Afterwards, when the gentle effect of the wine had prompted the reminiscences that had long remained untold through fear of what the future might bring, the women returned to the house. Aahotep and Aahmes-nefertari drifted away to their couches, but Tetisheri sat before the table in her bedchamber and requested of her steward the chest in which she had kept all of Kamose’s letters. Now I can read them again, she thought, dismissing Uni to his own couch and lifting the lid of the gold-chased box. They cannot hurt me with doubts or set me worrying about the army’s next move or fill me with impotent exasperation because I am unable to question the wisdom of Kamose’s decisions.
Removing them all, she set the chest aside and arranged them carefully according to the dates her scribe had written on them. The first few made her hesitate, then briskly she replaced them, not wishing to relive the intense emotions that had accompanied their arrival. We were all terrified in those days, she thought. Kamose with his miserable one division from Weset, not knowing if the Princes would go back on their word or not, and his five thousand Medjay who could have proved lethal but ungovernable. Thank all the gods for Hor-Aha! And here at home every morning had brought a shrinking, a secret, unvoiced certainty that Apepa’s hordes would appear around the bend in the river with Kamose’s corpse hanging from a mast.
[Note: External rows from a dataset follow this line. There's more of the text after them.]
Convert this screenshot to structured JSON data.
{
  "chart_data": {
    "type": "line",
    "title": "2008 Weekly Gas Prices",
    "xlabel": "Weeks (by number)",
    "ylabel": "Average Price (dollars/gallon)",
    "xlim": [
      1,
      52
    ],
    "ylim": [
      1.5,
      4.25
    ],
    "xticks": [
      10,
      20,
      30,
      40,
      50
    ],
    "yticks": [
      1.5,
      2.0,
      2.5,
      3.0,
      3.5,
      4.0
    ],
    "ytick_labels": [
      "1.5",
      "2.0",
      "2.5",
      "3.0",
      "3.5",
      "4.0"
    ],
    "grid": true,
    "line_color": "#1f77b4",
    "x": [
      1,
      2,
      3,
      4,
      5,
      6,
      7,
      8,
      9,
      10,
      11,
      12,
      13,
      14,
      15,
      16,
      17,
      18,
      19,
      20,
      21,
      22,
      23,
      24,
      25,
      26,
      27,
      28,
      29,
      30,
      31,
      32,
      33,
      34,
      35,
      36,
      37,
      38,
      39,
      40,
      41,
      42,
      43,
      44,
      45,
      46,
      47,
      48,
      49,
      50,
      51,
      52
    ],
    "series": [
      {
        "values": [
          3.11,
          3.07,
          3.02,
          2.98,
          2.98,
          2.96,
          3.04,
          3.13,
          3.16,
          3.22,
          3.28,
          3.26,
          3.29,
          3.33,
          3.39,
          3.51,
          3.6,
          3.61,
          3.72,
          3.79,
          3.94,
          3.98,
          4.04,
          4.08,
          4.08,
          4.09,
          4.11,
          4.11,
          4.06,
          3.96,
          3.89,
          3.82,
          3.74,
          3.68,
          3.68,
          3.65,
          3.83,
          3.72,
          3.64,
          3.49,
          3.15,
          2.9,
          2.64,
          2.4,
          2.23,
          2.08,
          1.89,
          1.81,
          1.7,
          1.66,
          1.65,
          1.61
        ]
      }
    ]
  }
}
Each scroll could have held damnation, but did not, and gradually our dread began to fade. Then came the triumph of Nefrusi, and from that moment the opening of the letters became a matter of ceremony. Still worrisome, still with that drawing in of courage, but with a swift return to confidence.
I never liked Prince Meketra, her thoughts ran on as she tossed Kamose’s message following the taking of the fort back into the casket. I remember him well from the very early days. There was always something faintly unwholesome about him, as though he often neglected to wash. But he has proved himself now and I suppose I ought to revise my opinion of him. After all, it has been a very long time since we met.
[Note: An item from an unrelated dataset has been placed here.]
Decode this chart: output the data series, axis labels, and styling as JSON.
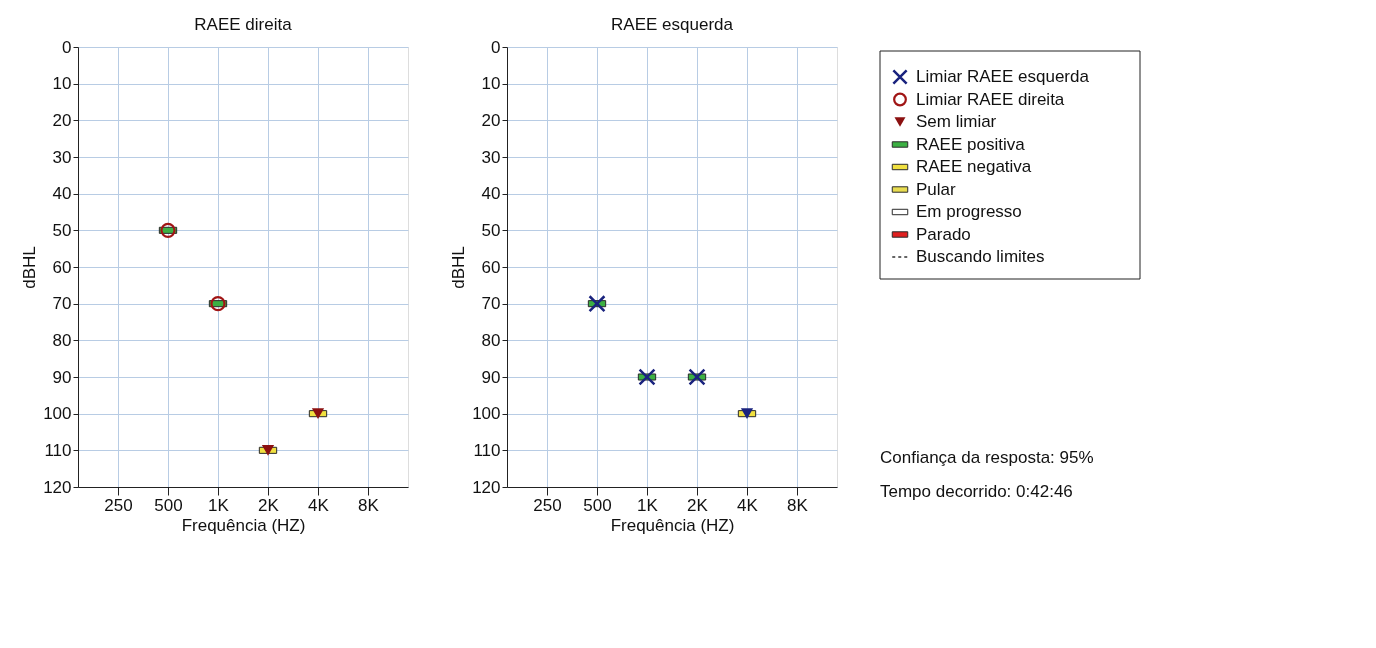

Choosing a scroll dated “Payni, day two,” she smoothed it open. “To Their Majesties the Queens Tetisheri and Aahotep, honoured Grandmother and Mother, greetings,” it began. “Tonight our boat is moored at Het nefer Apu. It has taken us a full seven days to travel here from Nefrusi due to the increasing number of villages we are encountering as we draw closer to the Delta. Our ignorance of everything north of Khemmenu has also slowed us down. We must rely on and wait for the reports from our scouts as we go. We engaged and overran one garrison, putting all soldiers to the sword, but the small fort here at Het nefer Apu surrendered as soon as its commander saw our approach. It seems that peasants from Khemmenu and Nefrusi have been struggling north to seek protection, carrying with them tales of our might and exaggerated stories of our ruthlessness.”
Here Tetisheri looked up for a moment, her gaze fixed absently on the wall across from her. Exaggerated? she repeated silently. What were you trying to say, Kamose? Every letter from you has paired words of wholesale butchery together with the plea of necessity. We agreed that it was the only way you could secure your rear without thinning the ranks of the army. Then why that subtle lie? Had the killing become routine, until in the dictating of this epistle you felt a fleeting guilt? Is it even possible for the peasants to exaggerate the essential brutality of this campaign? With a grimace she resumed reading.